Théâtre baroque


« Les codes de la mise en scène du théâtre baroque proposent une nouvelle lecture des grands textes du XVIIème siècle, un dépoussiérage éloquent, invitant le spectateur à une surprenante découverte. Loin d'une simple "reconstitution", la saveur retrouvée du langage et des voix, la chorégraphie du geste, la lumière des bougies, les costumes, les odeurs de cire et de poudre participent, comme dans nos voyages lointains, au dépaysement, à l'émotion, et nous révèlent les textes dans leur authenticité. Ce langage théâtral exigeant et singulier, qui fait fi du pittoresque, instaure entre l'acteur et le spectateur une relation unique, proche d'un lien magique, puissant mais fragile, si rare mais si nécessaire de nos jours. »

Jean-Denis Monory

 

« Le Baroque, c’est d’abord le théâtre, ou si l’on préfère, le théâtre c’est, par nature, par essence, la chose du Baroque, son mode d’expression cardinal. Le baroque, architecture, peinture, sculpture, est d’abord théâtre, et n’est presque que cela. » Philippe Beaussant, Vous avez dit baroque ? « Le corps baroque n’a pas de réalité en lui-même, mais existe seulement dans la mesure où il rend visible une réalité cachée. »
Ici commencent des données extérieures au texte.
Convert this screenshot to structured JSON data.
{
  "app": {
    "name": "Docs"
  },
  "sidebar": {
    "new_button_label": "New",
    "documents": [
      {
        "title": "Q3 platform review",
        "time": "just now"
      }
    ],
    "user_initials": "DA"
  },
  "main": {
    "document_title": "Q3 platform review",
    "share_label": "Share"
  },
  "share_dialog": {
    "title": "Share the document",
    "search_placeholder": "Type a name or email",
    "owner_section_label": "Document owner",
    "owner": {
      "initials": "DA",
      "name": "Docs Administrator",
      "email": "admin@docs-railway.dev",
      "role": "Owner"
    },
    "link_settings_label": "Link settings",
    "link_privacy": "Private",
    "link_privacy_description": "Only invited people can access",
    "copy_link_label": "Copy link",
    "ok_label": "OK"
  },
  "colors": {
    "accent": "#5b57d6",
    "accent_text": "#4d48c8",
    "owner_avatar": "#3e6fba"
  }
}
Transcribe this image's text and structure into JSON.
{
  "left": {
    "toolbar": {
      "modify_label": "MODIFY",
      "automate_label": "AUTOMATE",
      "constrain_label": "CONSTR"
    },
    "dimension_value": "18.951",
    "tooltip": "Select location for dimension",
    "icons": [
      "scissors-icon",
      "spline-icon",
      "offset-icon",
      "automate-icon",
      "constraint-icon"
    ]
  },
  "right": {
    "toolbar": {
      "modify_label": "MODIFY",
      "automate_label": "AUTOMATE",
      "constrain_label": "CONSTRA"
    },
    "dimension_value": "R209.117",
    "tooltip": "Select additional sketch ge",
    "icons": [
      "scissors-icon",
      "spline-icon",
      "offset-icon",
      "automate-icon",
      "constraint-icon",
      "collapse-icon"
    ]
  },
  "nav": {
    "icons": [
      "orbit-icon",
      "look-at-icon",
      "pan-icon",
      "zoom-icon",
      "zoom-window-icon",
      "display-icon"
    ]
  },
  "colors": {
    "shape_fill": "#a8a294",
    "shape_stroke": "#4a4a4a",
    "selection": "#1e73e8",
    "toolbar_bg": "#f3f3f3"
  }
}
Eugène Green, La Parole baroque


Qu'est-ce que le théâtre baroque?

Les spectacles baroques offerts par la Fabrique à théâtre sont l’une des plus grandes révélations théâtrales de ces dernières années, un dépoussiérage éloquent du répertoire du XVIIème siècle.

Katell Itani (c)
Katell Itani (c)

Le rideau s’ouvre, la magie opère : d’une extrême douceur, la lumière des bougies caresse les artistes maquillés de blanc de céruse et vêtus des costumes aux couleurs les plus chatoyantes à la mode du XVIIème siècle. Un tableau de Caravage, Poussin ou de La Tour s’anime. Les comédiens "chantent" leurs émotions face au public (on ne tournait pas le dos au roi) : modulation de la voix, profondeur d’un silence, élégance d’un geste, intensité d’un regard.

L'esthétique de ce théâtre surprend et contribue au fabuleux plongeon dans le XVIIème siècle : le sentimentalisme romantique s'efface pour laisser paraître, avec une infinie beauté, l’âme du poète. Les comédiens sont avant tout au service du texte. Les riches inflexions de la voix et la chorégraphie du geste éclairent avec brillance la poésie de Racine ou la saveur comique de Molière, donnent un éclairage étonnant aux fables de La Fontaine ou aux textes érotiques du grand siècle et de ses auteurs célèbres.

Katell Itani (c)
Katell Itani (c)

Clavecin, théorbe, luth, viole de gambe, flûte ou hautbois, qui accompagnent chaque spectacle, participent également du ravissement.

Il y a une trentaine d'années, les ensembles qui voulaient remettre au goût du jour la musique baroque déroutaient… Au XXIème siècle, nombreux sont les festivals qui la célèbrent.

Aujourd'hui, place au théâtre baroque !

 

 

La révélation du théâtre baroque

Katell Itani
Katell Itani

Visages blancs, gestuelle chorégraphiée, déclamation chantée, costumes chatoyants, lumière des bougies et musique vivante sur instruments anciens sont les révélateurs des textes du Grand Siècle. Ce genre “nouveau” confère au texte une puissance étonnante. Cet art théâtral, âgé de quatre siècles, restitue aux mots leur puissance et leur valeur originelle et l’interprétation baroque provoque la surprise, force l’écoute et l’attention, affranchit l’entendement. Le jeu baroque repose sur trois axes indissociables : langage (phonétique, musicalité et rythme), gestuelle, et énergie corporelle et vocale. Les sources documentaires du XVIIème (traités, lettres, critiques, gazettes, iconographie, partitions) sont à la base du travail et de l’inspiration des artistes baroques d’aujourd’hui.

 

Chorégraphie du geste

En théâtre baroque, le moindre geste est porteur de sens, au même titre que les mots : la position des doigts, des mains et du corps symbolise une pensée ou un sentiment précis. Cette gestuelle codifiée se construit en fonction de l’intensité, du rythme et de la signification du texte pour créer un véritable alphabet du corps, un langage muet et universel.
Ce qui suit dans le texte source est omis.